Within a week of the Philadelphia Starbucks event, Starbucks had announced that it would be closing stores for racial bias training.  This communicated commitment.  And let’s face it, the Starbucks brand is built less on the coffee and more on the culture, the experience that is Starbucks.  So, addressing the cultural issues unearthed by the 911 call is consistent with what you would expect from Starbucks. Not just a procedure change, but a systematic intervention.  I won’t debate how effective it will be – that is for others, and the future to determine, but the action is decisive.
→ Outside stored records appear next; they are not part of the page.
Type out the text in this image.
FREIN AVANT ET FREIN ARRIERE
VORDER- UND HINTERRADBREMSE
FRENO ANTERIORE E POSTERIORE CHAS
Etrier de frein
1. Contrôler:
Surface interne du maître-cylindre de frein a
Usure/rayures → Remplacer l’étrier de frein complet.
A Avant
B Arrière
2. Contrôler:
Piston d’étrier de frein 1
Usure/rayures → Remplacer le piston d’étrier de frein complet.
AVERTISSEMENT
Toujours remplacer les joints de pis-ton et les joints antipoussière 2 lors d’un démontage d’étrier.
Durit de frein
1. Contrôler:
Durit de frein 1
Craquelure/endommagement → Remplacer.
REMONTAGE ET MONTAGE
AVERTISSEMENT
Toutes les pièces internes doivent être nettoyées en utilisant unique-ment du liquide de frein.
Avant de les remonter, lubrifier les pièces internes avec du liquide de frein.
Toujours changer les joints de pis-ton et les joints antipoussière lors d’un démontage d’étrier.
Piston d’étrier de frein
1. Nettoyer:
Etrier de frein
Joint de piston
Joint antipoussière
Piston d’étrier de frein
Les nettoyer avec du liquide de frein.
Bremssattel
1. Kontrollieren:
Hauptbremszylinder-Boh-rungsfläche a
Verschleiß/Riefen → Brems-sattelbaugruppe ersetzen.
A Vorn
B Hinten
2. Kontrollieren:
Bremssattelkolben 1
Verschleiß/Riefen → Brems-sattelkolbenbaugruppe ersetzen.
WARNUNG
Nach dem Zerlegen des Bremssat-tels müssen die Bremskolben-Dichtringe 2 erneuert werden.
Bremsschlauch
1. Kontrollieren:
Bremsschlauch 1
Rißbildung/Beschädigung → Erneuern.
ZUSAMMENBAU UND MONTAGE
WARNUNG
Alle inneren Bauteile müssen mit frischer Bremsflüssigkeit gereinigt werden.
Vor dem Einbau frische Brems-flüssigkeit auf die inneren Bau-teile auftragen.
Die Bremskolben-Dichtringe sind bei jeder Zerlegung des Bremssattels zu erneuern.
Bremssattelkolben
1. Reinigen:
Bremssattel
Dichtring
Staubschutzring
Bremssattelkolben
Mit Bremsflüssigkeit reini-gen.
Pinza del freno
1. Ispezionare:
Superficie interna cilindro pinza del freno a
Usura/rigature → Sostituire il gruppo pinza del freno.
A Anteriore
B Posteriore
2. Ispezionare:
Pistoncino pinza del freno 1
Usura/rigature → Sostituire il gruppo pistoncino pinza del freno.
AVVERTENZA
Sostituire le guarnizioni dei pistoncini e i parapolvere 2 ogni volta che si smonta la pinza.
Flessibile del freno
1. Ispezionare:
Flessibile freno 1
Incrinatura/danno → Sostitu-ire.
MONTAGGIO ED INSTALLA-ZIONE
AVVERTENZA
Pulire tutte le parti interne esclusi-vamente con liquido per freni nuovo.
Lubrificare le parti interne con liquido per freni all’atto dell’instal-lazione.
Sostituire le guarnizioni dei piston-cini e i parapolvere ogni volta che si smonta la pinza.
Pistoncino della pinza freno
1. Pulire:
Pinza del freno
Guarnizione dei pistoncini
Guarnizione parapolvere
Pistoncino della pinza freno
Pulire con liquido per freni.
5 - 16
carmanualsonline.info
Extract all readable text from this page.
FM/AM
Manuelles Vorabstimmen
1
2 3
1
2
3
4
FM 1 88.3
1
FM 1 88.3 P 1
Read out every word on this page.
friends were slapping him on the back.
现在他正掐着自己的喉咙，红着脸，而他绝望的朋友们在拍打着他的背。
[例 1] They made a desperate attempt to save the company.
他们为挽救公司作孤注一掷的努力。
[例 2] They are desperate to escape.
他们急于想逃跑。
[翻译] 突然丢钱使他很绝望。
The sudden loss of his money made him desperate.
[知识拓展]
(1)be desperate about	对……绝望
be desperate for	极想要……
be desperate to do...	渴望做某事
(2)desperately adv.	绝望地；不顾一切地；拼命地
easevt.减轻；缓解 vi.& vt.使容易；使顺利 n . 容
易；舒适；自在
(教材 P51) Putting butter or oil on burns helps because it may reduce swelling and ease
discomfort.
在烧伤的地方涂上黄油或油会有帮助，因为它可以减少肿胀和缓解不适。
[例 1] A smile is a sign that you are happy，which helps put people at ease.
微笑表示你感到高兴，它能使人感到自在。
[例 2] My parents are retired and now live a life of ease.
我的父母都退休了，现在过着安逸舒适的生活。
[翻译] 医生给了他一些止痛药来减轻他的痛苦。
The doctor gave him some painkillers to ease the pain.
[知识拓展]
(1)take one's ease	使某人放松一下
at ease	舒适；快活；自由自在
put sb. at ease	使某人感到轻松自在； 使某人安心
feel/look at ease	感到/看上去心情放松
5. Work with Experts Who Have Credibility

Admitting that you need help is important. And bringing on experts can add credence to your commitment. Starbucks working with former Attorney General Eric Holder, the NAACP and the Anti-Defamation League signals a serious intent.

6. Resolve Things, Learn and Move Forward

The arrest took place on April 17; the settlement was announced on May 2 – 14 days later.  That is warp speed in corporate America and local government.  Starbucks and the City were added by the fact that Rashon Nelson and Donte Robinson appear to be genuinely interested in change, not continuing their 15 minutes of fame, but under any circumstances, this is a very speedy resolution to a complex situation.

The 911 call was completely inconsistent with the Starbucks brand, but Starbuck’s response has been aligned with the progressive, open brand that we expect.  CEO Johnson said, “Great companies are companies that learn from those mistakes and take action.”